This book is considered in Portugal to be one of the "bibles" of Portuguese Cuisine (I’ve got one of the editions). And when I talk or write about Portuguese Cuisine what comes to mind is "caldo verde". Whatever you do, don’t zap potatoes, as you get a slimy soft paste that I find rather disgusting (what you'll need to do is to demolish them with every Portuguese housewife's/househusband’s favourite tool - the "varinha magica"; translated to English, it is the "magic wand"). Mashing or just simply leave them to boil to pieces small enough to mash with your fork on your plate (vinho verde anyone)? Traditionally, “caldo verde” is made with water, not stock, salt, a little thinly sliced onion, no garlic (I like with garlic) and the potato, boiled and then roughly crushed with a wooden spoon against the side of the pan; then add the shredded cabbage and one slice of chouriço (the “tora”) per person (if we served it up with just one slice, our children would have us shot! Repeatedly. As with many Portuguese dishes, there isn’t much seasoning in “caldo verde” and I find it really needs the saltiness of the chouriço to perk it up), boil for just a few minutes; olive oil to taste is added at the table. In the North, where it originated, usually accompanied with “broa” (maize bread).
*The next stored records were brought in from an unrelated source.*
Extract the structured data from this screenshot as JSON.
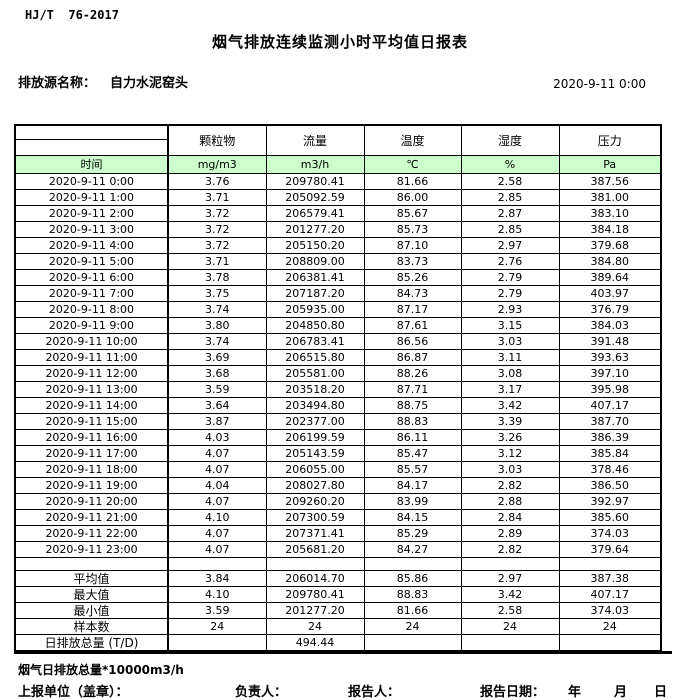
{
  "header": {
    "standard": "HJ/T  76-2017",
    "title": "烟气排放连续监测小时平均值日报表",
    "source_label": "排放源名称：",
    "source_name": "自力水泥窑头",
    "datetime": "2020-9-11 0:00"
  },
  "colors": {
    "header_green": "#ccffcc",
    "border": "#000000",
    "text": "#000000"
  },
  "table": {
    "time_header": "时间",
    "columns": [
      "颗粒物",
      "流量",
      "温度",
      "湿度",
      "压力"
    ],
    "units": [
      "mg/m3",
      "m3/h",
      "℃",
      "%",
      "Pa"
    ],
    "rows": [
      {
        "time": "2020-9-11 0:00",
        "values": [
          "3.76",
          "209780.41",
          "81.66",
          "2.58",
          "387.56"
        ]
      },
      {
        "time": "2020-9-11 1:00",
        "values": [
          "3.71",
          "205092.59",
          "86.00",
          "2.85",
          "381.00"
        ]
      },
      {
        "time": "2020-9-11 2:00",
        "values": [
          "3.72",
          "206579.41",
          "85.67",
          "2.87",
          "383.10"
        ]
      },
      {
        "time": "2020-9-11 3:00",
        "values": [
          "3.72",
          "201277.20",
          "85.73",
          "2.85",
          "384.18"
        ]
      },
      {
        "time": "2020-9-11 4:00",
        "values": [
          "3.72",
          "205150.20",
          "87.10",
          "2.97",
          "379.68"
        ]
      },
      {
        "time": "2020-9-11 5:00",
        "values": [
          "3.71",
          "208809.00",
          "83.73",
          "2.76",
          "384.80"
        ]
      },
      {
        "time": "2020-9-11 6:00",
        "values": [
          "3.78",
          "206381.41",
          "85.26",
          "2.79",
          "389.64"
        ]
      },
      {
        "time": "2020-9-11 7:00",
        "values": [
          "3.75",
          "207187.20",
          "84.73",
          "2.79",
          "403.97"
        ]
      },
      {
        "time": "2020-9-11 8:00",
        "values": [
          "3.74",
          "205935.00",
          "87.17",
          "2.93",
          "376.79"
        ]
      },
      {
        "time": "2020-9-11 9:00",
        "values": [
          "3.80",
          "204850.80",
          "87.61",
          "3.15",
          "384.03"
        ]
      },
      {
        "time": "2020-9-11 10:00",
        "values": [
          "3.74",
          "206783.41",
          "86.56",
          "3.03",
          "391.48"
        ]
      },
      {
        "time": "2020-9-11 11:00",
        "values": [
          "3.69",
          "206515.80",
          "86.87",
          "3.11",
          "393.63"
        ]
      },
      {
        "time": "2020-9-11 12:00",
        "values": [
          "3.68",
          "205581.00",
          "88.26",
          "3.08",
          "397.10"
        ]
      },
      {
        "time": "2020-9-11 13:00",
        "values": [
          "3.59",
          "203518.20",
          "87.71",
          "3.17",
          "395.98"
        ]
      },
      {
        "time": "2020-9-11 14:00",
        "values": [
          "3.64",
          "203494.80",
          "88.75",
          "3.42",
          "407.17"
        ]
      },
      {
        "time": "2020-9-11 15:00",
        "values": [
          "3.87",
          "202377.00",
          "88.83",
          "3.39",
          "387.70"
        ]
      },
      {
        "time": "2020-9-11 16:00",
        "values": [
          "4.03",
          "206199.59",
          "86.11",
          "3.26",
          "386.39"
        ]
      },
      {
        "time": "2020-9-11 17:00",
        "values": [
          "4.07",
          "205143.59",
          "85.47",
          "3.12",
          "385.84"
        ]
      },
      {
        "time": "2020-9-11 18:00",
        "values": [
          "4.07",
          "206055.00",
          "85.57",
          "3.03",
          "378.46"
        ]
      },
      {
        "time": "2020-9-11 19:00",
        "values": [
          "4.04",
          "208027.80",
          "84.17",
          "2.82",
          "386.50"
        ]
      },
      {
        "time": "2020-9-11 20:00",
        "values": [
          "4.07",
          "209260.20",
          "83.99",
          "2.88",
          "392.97"
        ]
      },
      {
        "time": "2020-9-11 21:00",
        "values": [
          "4.10",
          "207300.59",
          "84.15",
          "2.84",
          "385.60"
        ]
      },
      {
        "time": "2020-9-11 22:00",
        "values": [
          "4.07",
          "207371.41",
          "85.29",
          "2.89",
          "374.03"
        ]
      },
      {
        "time": "2020-9-11 23:00",
        "values": [
          "4.07",
          "205681.20",
          "84.27",
          "2.82",
          "379.64"
        ]
      }
    ],
    "summary": [
      {
        "label": "平均值",
        "values": [
          "3.84",
          "206014.70",
          "85.86",
          "2.97",
          "387.38"
        ]
      },
      {
        "label": "最大值",
        "values": [
          "4.10",
          "209780.41",
          "88.83",
          "3.42",
          "407.17"
        ]
      },
      {
        "label": "最小值",
        "values": [
          "3.59",
          "201277.20",
          "81.66",
          "2.58",
          "374.03"
        ]
      },
      {
        "label": "样本数",
        "values": [
          "24",
          "24",
          "24",
          "24",
          "24"
        ]
      },
      {
        "label": "日排放总量 (T/D)",
        "values": [
          "",
          "494.44",
          "",
          "",
          ""
        ]
      }
    ]
  },
  "footer": {
    "note": "烟气日排放总量*10000m3/h",
    "report_unit_label": "上报单位（盖章）：",
    "responsible_label": "负责人：",
    "reporter_label": "报告人：",
    "report_date_label": "报告日期：",
    "year_label": "年",
    "month_label": "月",
    "day_label": "日"
  }
}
Ready in twenty minutes, about the time it took to write this!

“Caldo Verde” is wonderful sustaining food source that originated with the simple ingredients available to poor and the peasantry. It should be made on a water base and without meat and is all the better for being made like that. The kale component is a biannual tallish plant which feeds man and beast.
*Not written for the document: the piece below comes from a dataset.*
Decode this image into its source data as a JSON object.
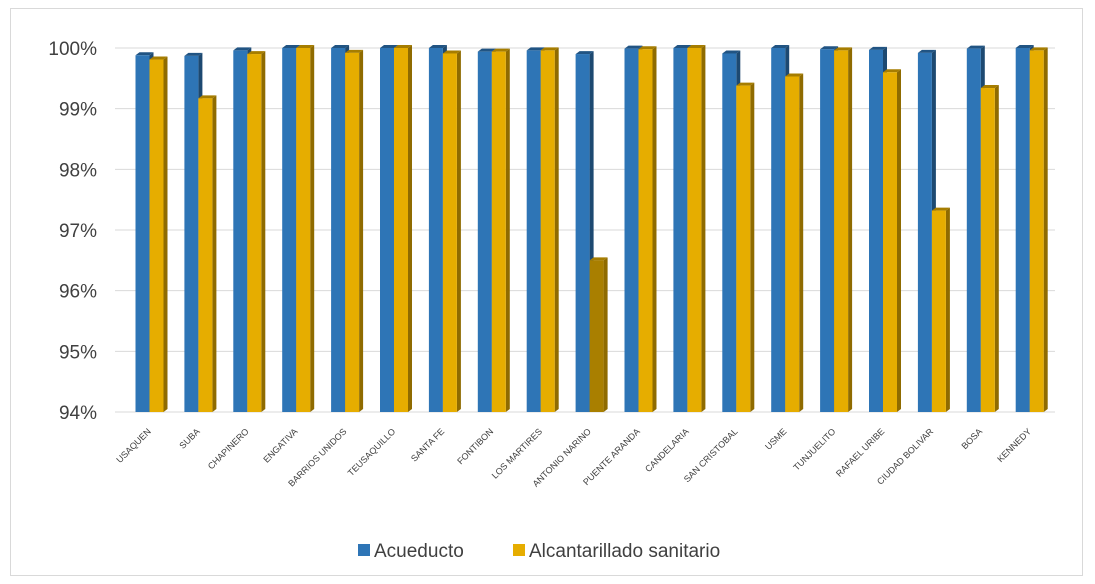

Keep it simple says Maria de Lourdes Modesto! She is right of course. ( )
  antao | Jun 18, 2021 |
The classic reference of Portuguese cuisine. A cuisine often followed in dishes of several other countries and cultures but which remains largely unknown as such. The Portuguese introduced tempura and castella in Japan, chilli in Asia, created Brazilian cuisine, influenced a significant part of Indian, Indonesian, southern-chinese and Malaysian cuisines. Emigrants from Portugal cook always as such but usually run restaurants under other countries cuisine denominations in order to keep foreign costumers "comfortable". All in all Portuguese cuisine is vast and hugely diverse featuring a mixed Mediterranean-Atlantic background.
Portuguese classic recipes are numerous, several times the usual amount of different basic dishes featuring in any European national cuisine (more than twice the classic french recipes). The dishes are plain and straightforward with natural genuine flavours and sufficient quantities using a huge variety of natural healthy ingredients. Recommended!